Rally-Logistik: Vor und während der Rallye Dakar ist eine bis ins Detail geplante Logistik erforderlich, um die Teams mit Aussichtauf Erfolg auf die Piste zu schicken. Volkswagen zeigt, wies geht.

>Über 9.000 extreme Rallye-Kilometer durch trockene Wüsten, durch höchste Anden-Gebirge oder über hartes Geröll – die Rallye Dakar 2009, die erstmals durch Argentinien und Chile führt, gilt nicht nur für die vier werksseitig eingesetzten Race Touareg 2 und ihre Besatzungen als die größte Herausforderung im Motorsport. Neben den sportlichen Prüfungen muss das gesamte Volkswagen-Team auch eine komplexe logistische Herausforderung meistern. Etwa 50 Tonnen Ersatzteile, Werkzeuge und Ausrüstung sowie Ingenieure und Techniker müssen täglich vor dem Eintreffen der Race Touareg im Zielort ankommen, um eine effektive und zuverlässige Betreuung zu ermöglichen. Dabei hat die Service-Crew während der Rallye, die sie fast jeden Abend an einen anderen Ort führt, auch selbst einen Marathon zu bewältigen.
»Die Planung für die kommende Rallye Dakar hat unmittelbar nach der vergangenen begonnen. Nach der ›Dakar‹ ist eben vor der ›Dakar‹, so Paco Crous, im Volkswagen-Team für die Logistik verantwortlich. »Die Service-Autos müssen vorbereitet werden, Zeitpläne erstellt sowie Unterbringung und Reise-Routen geplant werden. Eine große Herausforderung bei der neuen ›Dakar‹ ist unter anderem, dass die Trucks schon im November verschifft, aber erst Ende Dezember vor Ort von uns übernommen werden.«
Nach zuvor 29 Ausgaben durch Afrika – zumeist mit Start in Europa – beginnt und endet die Rallye Dakar 2009 erstmals in ihrer Historie in Buenos Aires und führt über eine Schleife, die zweimal die Anden überquert, durch Argentinien und Chile. Für die Logistiker bedeutet das eine neue Aufgabe. Bevor die vier Race Touareg 2 am 3. Januar über die Startrampe rollen, muss die komplette Flotte samt Equipment nach Südamerika verschifft werden.

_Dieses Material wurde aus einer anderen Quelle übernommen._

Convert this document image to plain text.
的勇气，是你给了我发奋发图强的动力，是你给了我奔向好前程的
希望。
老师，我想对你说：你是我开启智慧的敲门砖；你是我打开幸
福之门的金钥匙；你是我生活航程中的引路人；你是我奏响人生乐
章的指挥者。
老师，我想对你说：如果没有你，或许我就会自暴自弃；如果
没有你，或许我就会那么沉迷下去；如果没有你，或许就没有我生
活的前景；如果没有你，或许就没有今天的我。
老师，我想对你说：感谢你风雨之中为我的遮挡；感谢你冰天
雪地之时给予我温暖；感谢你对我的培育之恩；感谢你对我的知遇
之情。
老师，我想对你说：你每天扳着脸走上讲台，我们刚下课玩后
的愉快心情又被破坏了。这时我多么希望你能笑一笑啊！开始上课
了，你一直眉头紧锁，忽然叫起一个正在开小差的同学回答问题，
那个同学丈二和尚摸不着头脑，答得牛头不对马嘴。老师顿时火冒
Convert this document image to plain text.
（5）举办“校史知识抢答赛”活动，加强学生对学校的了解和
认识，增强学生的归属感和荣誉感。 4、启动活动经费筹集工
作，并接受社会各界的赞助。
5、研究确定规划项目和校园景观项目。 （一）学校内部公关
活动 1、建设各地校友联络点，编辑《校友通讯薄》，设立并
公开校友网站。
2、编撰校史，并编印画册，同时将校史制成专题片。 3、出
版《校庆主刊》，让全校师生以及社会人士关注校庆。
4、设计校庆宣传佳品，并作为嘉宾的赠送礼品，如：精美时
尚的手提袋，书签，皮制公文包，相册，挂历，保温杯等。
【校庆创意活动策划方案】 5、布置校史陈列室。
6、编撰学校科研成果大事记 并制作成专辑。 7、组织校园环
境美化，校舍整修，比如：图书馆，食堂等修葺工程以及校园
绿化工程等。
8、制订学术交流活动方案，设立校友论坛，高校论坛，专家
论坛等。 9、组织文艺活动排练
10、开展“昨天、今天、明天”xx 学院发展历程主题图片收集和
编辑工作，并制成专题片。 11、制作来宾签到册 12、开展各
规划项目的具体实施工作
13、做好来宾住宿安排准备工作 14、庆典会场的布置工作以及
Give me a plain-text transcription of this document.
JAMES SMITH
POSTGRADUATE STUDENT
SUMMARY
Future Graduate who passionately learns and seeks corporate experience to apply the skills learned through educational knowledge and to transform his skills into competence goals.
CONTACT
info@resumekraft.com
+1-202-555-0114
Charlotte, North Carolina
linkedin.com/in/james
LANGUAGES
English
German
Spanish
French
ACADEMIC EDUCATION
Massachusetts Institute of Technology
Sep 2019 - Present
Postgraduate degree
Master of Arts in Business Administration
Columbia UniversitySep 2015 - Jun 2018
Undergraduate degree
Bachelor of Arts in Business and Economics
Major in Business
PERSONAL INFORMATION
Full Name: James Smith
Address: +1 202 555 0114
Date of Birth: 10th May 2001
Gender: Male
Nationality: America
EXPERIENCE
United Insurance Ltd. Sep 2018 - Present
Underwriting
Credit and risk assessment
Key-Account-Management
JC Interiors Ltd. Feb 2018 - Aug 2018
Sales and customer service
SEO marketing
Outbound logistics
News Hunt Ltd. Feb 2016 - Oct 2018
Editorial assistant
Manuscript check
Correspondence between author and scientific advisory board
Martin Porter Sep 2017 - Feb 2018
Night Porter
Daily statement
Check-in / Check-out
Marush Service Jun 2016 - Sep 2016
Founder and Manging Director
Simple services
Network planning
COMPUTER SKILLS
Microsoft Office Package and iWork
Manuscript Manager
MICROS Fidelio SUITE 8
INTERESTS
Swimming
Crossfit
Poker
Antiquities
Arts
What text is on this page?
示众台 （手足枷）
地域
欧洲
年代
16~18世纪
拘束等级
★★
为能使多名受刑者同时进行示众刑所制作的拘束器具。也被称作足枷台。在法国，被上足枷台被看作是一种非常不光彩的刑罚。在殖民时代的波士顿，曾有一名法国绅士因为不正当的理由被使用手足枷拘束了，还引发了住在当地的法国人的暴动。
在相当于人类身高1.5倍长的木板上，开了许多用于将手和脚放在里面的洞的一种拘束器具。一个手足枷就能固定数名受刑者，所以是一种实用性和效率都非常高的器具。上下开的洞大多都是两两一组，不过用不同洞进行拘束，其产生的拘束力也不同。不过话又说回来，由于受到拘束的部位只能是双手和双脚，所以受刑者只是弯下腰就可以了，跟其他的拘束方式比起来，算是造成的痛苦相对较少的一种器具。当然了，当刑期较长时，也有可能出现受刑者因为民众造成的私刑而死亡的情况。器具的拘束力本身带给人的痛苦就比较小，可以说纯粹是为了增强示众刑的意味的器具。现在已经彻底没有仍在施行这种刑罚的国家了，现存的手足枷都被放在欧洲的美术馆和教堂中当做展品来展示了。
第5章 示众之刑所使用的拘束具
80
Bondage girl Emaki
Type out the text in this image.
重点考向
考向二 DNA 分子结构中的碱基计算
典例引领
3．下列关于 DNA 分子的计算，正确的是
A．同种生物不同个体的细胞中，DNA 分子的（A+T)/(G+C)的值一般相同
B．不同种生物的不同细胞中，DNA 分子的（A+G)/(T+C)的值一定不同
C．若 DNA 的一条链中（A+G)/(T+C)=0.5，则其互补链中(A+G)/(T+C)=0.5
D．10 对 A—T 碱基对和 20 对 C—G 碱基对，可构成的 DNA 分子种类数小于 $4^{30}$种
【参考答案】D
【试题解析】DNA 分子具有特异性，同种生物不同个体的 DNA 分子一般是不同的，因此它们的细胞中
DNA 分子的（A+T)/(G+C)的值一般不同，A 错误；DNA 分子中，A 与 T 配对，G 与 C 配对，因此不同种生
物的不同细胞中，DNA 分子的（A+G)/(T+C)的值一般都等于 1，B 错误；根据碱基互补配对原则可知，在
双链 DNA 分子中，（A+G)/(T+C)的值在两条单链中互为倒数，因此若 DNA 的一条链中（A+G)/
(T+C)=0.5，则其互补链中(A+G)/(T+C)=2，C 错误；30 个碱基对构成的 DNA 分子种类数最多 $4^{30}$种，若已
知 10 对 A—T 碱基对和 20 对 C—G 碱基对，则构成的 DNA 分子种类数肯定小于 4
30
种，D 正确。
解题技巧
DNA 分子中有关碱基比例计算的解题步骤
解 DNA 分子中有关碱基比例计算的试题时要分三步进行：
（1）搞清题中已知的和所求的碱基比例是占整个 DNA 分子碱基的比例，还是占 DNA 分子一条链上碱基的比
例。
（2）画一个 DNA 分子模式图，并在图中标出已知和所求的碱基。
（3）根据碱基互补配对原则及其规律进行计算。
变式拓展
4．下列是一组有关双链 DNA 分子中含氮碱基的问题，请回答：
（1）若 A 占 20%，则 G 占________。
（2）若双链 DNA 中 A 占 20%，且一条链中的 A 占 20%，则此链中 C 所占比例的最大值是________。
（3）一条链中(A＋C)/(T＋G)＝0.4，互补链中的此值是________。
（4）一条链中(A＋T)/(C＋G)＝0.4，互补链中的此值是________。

Der Tross gilt als Teilnehmer

Die MAN-Service-Trucks und die weiteren Begleitfahrzeuge, in der Mehrzahl speziell aufgebaute Volkswagen Touareg, gelten als echte Rallye-Teilnehmer und durchlaufen deshalb vor der Verschiffung im französischen Le Havre eine eigene technische Abnahme mit anschließendem Parc Fermé. Erst am 30. Dezember stehen die Fahrzeuge dem Team wieder zur Verfügung, wenn zusätzlich Zoll und Einreise erfolgreich absolviert sind. Damit verlagert sich auch ein wichtiger Teil des logistischen Aufwandes – verglichen mit den Vorjahren – nach vorn: Die Beladung der Service-Trucks, die neben Ersatzteilen auch Ausrüstung und Werkzeuge transportieren, muss zu diesem Zeitpunkt voll und ganz abgeschlossen sein. »Es ist nicht erlaubt, während der Rallye Ersatzteile nachzuliefern, deshalb muss alles perfekt geplant und verladen sein, bevor die Trucks in Le Havre an Bord des Schiffs gehen«, erklärt Lutz Meyer, Koordinator für Trucks und Equipment.

Mobiler Werkstatt-Service

Vier MAN-Trucks des Typs TGA 6x6 als Service-Trucks, drei MAN-Equipment-Trucks 6x6 sowie ein mobiler Ersatzteildienst für die Service-Fahrzeuge (4x4) sind für Volkswagen bei der Rallye Dakar 2009 im Einsatz. Sie dienen während des zweiwöchigen Marathons als mobile Werkstatt für die allabendliche Routine-Überprüfung der vier Race Touareg. Neben üblichen Verschleißteilen wie Reifen, Bremsscheiben und -belägen liegen alle wichtigen Ersatzteile griffbereit, denn jede ›Dakar‹ bietet unvorhergesehene Situationen, für die sich das Volkswagen-Team gerüstet hat. Zusätzlich führen die Trucks neben der persönlichen Ausrüstung der Mechaniker jeweils eine Auswahl spezieller Werkzeuge mit – eine bestens sortierte Werkstatt, die wüstentauglich ist. Die Equipment-Trucks dienen zusätzlich als Ersatzteillager, bei denen die Service-Trucks selbst nachfassen können. Darüber hinaus führen sie alles Nötige für das Biwak mit: von diversen Zelten über eine kompakte Küche bis hin zu zwei Duschen für die Teammitglieder. Jeden Abend wird im Etappenziel das Volkswagen-Biwak mit wenigstens 40 mal 55 Meter Größe abgesteckt und aufgebaut. Dann bilden die vier Service- und die Equipment-Trucks auf 2.200 Quadratmetern eine Wagenburg, die nur auf eines ausgerichtet ist: nämlich darauf, die optimale Wartung der vier Race Touareg 2 zu ermöglichen.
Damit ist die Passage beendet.